Baika m'a à peine regardée avant de prendre quelques affaires dont elle avait besoin, comme des chaussures, un manteau, de l'argent, son téléphone… Pendant ce temps, Jennie déversait son chagrin sur elle. Tout ce qu'elle pouvait dire pendant les quelques minutes dont Baika avait besoin pour me quitter.
J'avais envie de lui parler… J'avais envie de la serrer dans mes bras… Mon cœur s'est emballé quand j'ai réalisé que j'avais fait une énorme erreur. Jungkook m'a appelé quelques jours plus tard pour prendre de ses nouvelles. Jin aussi… Je ne pouvais pas leur dire qu'elle ne me parlait plus. Elle a refusé de me quitter cette fois-ci à cause de ses promesses, mais ça ne voulait pas dire que tout allait bien entre nous.

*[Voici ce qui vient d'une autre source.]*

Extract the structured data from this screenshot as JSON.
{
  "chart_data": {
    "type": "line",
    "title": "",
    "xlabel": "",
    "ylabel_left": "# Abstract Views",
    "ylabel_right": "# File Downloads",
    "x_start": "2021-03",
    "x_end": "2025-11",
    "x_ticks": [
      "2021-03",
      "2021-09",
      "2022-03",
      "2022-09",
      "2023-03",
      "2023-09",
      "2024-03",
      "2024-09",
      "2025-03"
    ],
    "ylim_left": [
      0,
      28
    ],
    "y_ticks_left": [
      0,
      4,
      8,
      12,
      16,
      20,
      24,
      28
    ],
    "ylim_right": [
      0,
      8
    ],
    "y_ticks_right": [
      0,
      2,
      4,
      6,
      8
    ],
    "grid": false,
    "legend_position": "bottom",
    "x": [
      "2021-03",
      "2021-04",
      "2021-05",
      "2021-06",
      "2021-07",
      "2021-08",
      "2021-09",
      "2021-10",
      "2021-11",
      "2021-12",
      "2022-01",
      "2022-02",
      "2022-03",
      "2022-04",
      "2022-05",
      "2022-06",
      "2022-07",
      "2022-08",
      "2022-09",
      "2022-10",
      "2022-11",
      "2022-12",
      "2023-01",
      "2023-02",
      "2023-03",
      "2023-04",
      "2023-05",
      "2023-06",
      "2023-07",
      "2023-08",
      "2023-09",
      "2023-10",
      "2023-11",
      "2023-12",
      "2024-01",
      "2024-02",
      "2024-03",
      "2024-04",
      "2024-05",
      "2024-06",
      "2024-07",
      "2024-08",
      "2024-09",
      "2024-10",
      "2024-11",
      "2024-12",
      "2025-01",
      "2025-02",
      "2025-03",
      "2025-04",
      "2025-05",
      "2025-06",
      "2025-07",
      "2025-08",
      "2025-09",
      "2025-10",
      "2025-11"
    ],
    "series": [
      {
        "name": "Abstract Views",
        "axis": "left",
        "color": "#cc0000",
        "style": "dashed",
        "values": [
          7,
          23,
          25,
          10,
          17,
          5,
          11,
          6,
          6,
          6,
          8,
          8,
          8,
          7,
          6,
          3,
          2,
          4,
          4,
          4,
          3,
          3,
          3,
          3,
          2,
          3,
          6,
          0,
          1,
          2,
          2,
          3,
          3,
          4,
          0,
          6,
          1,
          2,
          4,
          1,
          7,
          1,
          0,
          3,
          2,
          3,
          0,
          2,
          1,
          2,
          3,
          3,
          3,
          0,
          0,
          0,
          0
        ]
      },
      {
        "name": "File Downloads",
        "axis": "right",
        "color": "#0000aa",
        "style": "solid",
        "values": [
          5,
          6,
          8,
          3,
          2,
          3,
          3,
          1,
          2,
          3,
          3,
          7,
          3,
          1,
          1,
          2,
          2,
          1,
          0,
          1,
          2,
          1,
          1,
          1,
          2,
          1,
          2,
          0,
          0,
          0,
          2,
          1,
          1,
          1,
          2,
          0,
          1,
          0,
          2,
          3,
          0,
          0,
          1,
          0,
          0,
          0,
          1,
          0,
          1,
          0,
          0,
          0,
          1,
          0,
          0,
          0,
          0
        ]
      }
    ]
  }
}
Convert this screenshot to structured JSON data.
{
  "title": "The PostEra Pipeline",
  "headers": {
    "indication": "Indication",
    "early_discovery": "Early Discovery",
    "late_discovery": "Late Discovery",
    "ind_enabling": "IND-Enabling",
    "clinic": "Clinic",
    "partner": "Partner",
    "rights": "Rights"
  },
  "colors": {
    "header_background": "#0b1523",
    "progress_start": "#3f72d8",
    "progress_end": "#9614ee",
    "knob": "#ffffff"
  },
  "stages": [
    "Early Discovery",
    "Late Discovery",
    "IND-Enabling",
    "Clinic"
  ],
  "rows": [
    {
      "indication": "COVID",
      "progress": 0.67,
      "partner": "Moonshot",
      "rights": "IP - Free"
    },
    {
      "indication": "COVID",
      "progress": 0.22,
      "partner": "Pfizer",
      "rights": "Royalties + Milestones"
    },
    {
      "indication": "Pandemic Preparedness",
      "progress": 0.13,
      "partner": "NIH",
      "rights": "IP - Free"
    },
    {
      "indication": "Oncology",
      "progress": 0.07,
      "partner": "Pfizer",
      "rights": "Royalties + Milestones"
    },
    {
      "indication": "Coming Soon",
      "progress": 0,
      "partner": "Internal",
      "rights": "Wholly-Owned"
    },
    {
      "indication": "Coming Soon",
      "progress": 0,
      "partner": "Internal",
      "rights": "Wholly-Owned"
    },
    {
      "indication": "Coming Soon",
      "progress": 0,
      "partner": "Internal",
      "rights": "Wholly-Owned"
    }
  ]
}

Elle ne voulait pas entendre mes explications pour autoriser tout ça avec Jennie ; ce traitement froid me tuait à petit feu, à un point que je ne soupçonnais même pas.
Baika dort dans une autre chambre, se levant dès qu'elle le peut et rentrant tard… Je ne sais pas si elle mange ou se repose correctement, si elle prend soin d'elle ou si elle est devenue le démon que j'ai fait d'elle. C'était si simple…* Je n'en peux plus *Mais je n'aurais jamais imaginé qu'il soit possible qu'elle puisse vouloir souffrir, entendre ses cris, ressentir de la douleur au lieu de son indifférence… Je n'étais pas le seul, tout le monde aussi, sauf s'il s'agissait d'un étranger et qu'elle avait besoin de communiquer correctement, alors… elle souriait même… des sourires qui étaient autrefois les miens.